Lila-Gene George | |
Birth Date: | 25 September 1918 |
Birth Place: | Sioux City, Iowa |
Death Place: | Wharton, Texas |
Occupation: | Composer |
Instrument: | Piano |
Lila-Gene George (September 25, 1918 – December 22, 2017) was an American composer and pianist. Her work included chamber music, piano and vocal music. She graduated from the University of Oklahoma and studied under several prominent composers, later performing in the United States and abroad.
George was born in Sioux City, Iowa, on September 25, 1918. Her parents were Eugene Preston and Lila (nee Pickle) Plowe. She grew up in Elk City, Kansas. Upon the death of her stepfather when she was 13, she moved with her mother to Oklahoma City, Oklahoma, to live near her grandparents.[1]
George graduated from the University of Oklahoma with a B.A. in English and French in 1939 and a bachelor's in music theory in 1940.[1] She completed postgraduate work at Northwestern University in 1950. George was a Sigma Alpha Iota alumna,[2] and in 1969 won the Sigma Alpha Iota Oklahoma Composer's Award.
George had studied piano under her mother and stepfather as a child. Later she studied under Nadia Boulanger, one of the leading composition teachers in the 20th century,[3] for nine summers in Fontainebleau, France, and with Narcis Bonet for two summers.[1] [4] From 1963 to 1965 she studied under German-American composer Otto Luening at Columbia University.[1]
George performed in concerts and lecture recitals across the United States, in Central America, in South America, and in Europe.[4] She held solo performances as part of the Oklahoma City Little Symphony and the Houston Summer Symphony.[4] During the 1940s, George was a part of the pianists' division of the Ladies' Music club in Oklahoma City, Oklahoma.[5] As an adjudicator for the National Piano Guild, she judged a student piano recital at a festival sponsored by the San Jacinto Music Teachers Association in March 1972.[6]
On November 20, 1986, it was reported that George would have a recital at the Horton Foote Theater at Wharton Junior Community College that Sunday.[4] She was a private piano teacher in South America (1948–1952), New York City (1961–1965), and Houston (1955–1966 and 1971). George's studio was based in Houston, Texas.[4] She gave lecture recitals which discussed music that was used by Maurice Dumesnil when he was touring in South America.[7]
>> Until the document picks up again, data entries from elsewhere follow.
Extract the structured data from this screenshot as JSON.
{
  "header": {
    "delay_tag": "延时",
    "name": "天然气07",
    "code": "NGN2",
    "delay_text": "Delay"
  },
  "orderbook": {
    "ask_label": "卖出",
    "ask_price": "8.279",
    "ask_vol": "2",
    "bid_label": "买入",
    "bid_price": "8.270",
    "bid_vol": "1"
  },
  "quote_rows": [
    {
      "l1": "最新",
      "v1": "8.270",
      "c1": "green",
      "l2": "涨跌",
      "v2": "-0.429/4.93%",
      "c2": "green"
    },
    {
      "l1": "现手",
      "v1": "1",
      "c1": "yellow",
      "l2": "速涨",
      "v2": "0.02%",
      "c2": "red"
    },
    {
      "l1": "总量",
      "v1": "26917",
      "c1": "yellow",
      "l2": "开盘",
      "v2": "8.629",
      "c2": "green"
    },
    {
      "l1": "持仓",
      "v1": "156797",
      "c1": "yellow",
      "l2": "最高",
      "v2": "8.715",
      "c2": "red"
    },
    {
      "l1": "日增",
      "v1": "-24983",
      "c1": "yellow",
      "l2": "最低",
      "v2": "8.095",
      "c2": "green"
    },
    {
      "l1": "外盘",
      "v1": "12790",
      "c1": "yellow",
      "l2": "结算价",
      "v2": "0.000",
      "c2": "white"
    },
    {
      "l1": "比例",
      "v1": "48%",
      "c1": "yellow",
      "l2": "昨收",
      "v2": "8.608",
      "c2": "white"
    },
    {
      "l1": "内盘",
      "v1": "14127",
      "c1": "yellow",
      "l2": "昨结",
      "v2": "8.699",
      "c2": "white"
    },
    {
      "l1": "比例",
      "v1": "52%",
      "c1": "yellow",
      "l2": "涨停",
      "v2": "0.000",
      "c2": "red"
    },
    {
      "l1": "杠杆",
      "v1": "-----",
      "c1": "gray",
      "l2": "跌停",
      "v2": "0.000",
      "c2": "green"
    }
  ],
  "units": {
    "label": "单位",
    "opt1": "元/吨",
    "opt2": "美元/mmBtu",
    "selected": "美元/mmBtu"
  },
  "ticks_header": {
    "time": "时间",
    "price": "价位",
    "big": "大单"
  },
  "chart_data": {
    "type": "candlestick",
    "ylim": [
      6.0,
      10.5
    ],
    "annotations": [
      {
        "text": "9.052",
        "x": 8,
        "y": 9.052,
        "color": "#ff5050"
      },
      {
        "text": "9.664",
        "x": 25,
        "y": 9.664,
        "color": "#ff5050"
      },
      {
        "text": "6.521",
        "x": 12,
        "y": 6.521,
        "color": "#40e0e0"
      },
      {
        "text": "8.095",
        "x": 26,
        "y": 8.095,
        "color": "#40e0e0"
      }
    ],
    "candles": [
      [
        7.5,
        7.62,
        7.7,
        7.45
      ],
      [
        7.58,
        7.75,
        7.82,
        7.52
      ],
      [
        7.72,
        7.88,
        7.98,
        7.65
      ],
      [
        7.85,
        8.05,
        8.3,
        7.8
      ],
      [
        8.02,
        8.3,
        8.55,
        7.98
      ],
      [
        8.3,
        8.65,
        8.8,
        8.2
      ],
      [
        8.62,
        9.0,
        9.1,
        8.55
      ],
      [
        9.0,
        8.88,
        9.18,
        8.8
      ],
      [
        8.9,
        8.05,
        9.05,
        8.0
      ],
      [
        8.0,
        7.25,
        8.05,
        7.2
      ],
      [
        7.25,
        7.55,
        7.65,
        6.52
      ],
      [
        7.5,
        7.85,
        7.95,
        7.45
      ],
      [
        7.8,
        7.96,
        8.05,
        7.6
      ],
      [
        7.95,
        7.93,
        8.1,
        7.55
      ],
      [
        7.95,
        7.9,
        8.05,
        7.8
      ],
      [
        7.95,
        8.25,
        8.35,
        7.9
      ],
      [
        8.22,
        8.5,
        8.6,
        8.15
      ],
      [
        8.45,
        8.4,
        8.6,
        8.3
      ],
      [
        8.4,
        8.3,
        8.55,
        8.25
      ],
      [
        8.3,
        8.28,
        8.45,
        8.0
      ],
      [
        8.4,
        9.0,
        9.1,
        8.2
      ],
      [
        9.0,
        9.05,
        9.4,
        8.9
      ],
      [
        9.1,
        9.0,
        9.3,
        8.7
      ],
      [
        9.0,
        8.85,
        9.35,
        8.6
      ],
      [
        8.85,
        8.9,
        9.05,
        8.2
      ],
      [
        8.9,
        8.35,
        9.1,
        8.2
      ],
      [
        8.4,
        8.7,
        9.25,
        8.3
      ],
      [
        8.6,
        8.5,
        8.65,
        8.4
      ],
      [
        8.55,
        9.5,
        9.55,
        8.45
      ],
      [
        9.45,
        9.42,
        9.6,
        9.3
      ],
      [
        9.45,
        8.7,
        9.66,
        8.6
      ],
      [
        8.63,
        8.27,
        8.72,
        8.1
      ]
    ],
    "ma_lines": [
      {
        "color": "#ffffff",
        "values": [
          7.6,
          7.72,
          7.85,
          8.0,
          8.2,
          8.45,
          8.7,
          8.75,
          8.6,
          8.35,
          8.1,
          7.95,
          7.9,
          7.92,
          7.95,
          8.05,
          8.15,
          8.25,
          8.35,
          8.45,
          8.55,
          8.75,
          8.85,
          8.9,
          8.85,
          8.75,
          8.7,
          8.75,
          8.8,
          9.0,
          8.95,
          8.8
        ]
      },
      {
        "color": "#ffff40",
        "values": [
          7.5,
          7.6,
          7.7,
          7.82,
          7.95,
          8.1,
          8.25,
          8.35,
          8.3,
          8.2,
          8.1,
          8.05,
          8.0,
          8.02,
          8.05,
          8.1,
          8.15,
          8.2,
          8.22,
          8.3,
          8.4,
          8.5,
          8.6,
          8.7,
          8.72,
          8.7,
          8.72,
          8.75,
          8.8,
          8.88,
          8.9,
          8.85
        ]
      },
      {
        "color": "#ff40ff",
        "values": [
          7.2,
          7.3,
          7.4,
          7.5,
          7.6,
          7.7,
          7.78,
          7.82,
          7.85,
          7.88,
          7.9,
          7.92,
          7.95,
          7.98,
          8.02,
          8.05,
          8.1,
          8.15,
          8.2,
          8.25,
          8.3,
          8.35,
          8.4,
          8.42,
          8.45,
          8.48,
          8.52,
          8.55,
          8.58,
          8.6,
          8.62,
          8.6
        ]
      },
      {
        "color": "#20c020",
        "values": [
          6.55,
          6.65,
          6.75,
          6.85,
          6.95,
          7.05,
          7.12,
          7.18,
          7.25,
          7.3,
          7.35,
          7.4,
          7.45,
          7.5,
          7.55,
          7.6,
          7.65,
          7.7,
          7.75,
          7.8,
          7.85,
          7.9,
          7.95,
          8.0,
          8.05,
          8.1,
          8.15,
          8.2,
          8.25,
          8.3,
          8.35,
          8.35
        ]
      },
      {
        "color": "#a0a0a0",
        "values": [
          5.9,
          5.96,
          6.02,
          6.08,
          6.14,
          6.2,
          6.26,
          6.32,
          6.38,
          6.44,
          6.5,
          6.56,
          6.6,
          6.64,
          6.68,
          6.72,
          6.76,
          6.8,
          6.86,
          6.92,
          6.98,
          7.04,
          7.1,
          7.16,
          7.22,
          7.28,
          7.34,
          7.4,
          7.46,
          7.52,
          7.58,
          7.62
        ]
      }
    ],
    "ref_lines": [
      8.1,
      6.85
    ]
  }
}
After graduating college, she married on September 11, 1941, to Richard P. George, a petroleum engineer. They were married for 66 years until Richard's death.[1]
George died on December 22, 2017, in Wharton, Texas. Her memorial service was held at the St. Thomas' Episcopal Church in Wharton on January 4, 2018.[1]
George wrote chamber music and compositions for the piano. She also wrote two sheet music, Merry-Go-Round for Christmas (1965) and For Winter's Rains and Ruins are Over (Atalanta in Calydon) (1965).[8] For Winter's Rains and Ruins are Over set a poem by English poet Algernon Charles Swinburne to music.[9] [10]
George is listed in Flute Music by Women Composers: An Annotated Catalog, The World Who's Who of Women, Volume 2, and the International Encyclopedia of Women Composers.[11] [12] [8]
A 1941 article in The Daily Oklahoman said that "Mrs. Lila Gene George, in the MacDowell Sonata Tragica, showed excellent promise for so young a player, and is obviously a serious worker".[13]
In 1969, George won an award for an original music composition contest sponsored by a women's organization in Tulsa. The award for first place was $50.[14]